On the one hand, this book gives an impression of several key points in paediatric intensive care, anaesthesia and analgesia. On the other hand, the actual choice for the various topics seems to be rather arbitrary, whereas each subject has its own concern and relevance.
The first part of the book is devoted to intensive care and this section summarises different aspects of this field.
It is hard to understand why scoring systems to assess severity of illness are being combined with, for instance, HFO ventilation, non-invasive ventilation and long-term home ventilation. From this perspective, it does not contribute to standardisation of care. This seems to me one of the major drawbacks of this book.

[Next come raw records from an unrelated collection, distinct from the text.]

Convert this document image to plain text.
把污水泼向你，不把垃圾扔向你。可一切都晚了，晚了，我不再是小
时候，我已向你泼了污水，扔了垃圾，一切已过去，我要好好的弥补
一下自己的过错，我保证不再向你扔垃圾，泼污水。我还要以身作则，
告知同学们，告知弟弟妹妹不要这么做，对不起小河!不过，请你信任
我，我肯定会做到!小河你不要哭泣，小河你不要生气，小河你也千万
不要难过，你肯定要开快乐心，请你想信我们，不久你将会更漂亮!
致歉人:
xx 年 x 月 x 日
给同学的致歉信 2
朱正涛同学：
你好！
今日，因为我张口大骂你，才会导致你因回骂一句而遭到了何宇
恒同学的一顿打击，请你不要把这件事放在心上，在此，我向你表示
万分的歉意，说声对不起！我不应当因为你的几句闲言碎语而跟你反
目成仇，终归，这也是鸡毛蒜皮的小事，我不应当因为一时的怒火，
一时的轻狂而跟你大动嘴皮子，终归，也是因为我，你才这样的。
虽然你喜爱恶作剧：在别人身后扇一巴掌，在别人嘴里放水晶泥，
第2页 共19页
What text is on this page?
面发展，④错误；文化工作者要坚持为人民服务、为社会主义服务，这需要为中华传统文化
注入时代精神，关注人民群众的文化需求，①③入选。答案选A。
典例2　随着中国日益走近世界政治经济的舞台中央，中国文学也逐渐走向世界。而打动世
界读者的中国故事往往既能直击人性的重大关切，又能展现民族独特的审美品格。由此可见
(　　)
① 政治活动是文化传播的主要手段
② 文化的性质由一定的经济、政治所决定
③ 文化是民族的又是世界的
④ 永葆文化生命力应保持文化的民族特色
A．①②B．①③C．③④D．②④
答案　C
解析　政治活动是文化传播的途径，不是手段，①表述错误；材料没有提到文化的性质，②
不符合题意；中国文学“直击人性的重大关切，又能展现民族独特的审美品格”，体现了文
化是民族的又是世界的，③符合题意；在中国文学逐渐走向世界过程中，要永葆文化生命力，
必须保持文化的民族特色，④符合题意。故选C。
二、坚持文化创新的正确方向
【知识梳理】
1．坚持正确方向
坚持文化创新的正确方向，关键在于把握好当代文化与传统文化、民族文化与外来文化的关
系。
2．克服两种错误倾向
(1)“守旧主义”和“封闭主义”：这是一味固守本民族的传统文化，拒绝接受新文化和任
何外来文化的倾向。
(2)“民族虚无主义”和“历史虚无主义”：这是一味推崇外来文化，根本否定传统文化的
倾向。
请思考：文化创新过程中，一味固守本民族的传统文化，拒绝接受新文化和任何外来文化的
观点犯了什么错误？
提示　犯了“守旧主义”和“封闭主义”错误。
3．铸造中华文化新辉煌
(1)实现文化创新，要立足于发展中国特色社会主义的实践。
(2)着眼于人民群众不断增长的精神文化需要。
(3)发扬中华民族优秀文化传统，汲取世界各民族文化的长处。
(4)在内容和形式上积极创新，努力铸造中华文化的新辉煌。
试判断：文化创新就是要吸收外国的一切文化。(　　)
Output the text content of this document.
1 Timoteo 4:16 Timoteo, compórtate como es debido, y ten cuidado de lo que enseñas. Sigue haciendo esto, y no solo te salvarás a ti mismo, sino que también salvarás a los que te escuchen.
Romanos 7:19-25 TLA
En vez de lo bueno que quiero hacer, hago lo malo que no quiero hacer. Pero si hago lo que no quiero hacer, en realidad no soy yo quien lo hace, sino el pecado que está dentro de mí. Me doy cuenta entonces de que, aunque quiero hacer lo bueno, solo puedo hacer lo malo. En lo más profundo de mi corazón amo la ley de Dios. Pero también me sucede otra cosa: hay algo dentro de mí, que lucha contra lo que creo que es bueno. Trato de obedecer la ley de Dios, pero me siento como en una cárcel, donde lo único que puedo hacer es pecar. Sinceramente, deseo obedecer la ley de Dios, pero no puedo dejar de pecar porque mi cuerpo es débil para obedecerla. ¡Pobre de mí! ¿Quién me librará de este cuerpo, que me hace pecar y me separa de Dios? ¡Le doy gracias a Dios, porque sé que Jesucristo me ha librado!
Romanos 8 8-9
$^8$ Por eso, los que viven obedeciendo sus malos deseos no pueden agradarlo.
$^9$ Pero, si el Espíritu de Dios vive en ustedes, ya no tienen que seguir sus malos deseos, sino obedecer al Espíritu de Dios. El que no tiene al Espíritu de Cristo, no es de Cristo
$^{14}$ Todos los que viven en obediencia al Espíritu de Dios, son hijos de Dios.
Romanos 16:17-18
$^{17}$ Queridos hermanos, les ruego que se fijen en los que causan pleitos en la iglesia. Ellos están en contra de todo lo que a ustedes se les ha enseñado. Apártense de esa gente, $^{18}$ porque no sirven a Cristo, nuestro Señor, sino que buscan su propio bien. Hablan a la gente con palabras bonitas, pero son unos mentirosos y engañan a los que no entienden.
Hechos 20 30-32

The same holds true for the section on anaesthesia and perioperative medicine. This is a combination of subjects on safety and regional anaesthesia. But why is there a chapter on single lung ventilation?
So, if you are familiar with paediatric anaesthesia, intensive care and pain, it provides a nice update. However, if you are in training as a paediatric intensivist or a paediatric anaesthetist, you might look for a book that provides you with a more complete overview of the field and that takes the approach by age group. This book brings you an overview of relevant key points in the Italian intensive care community.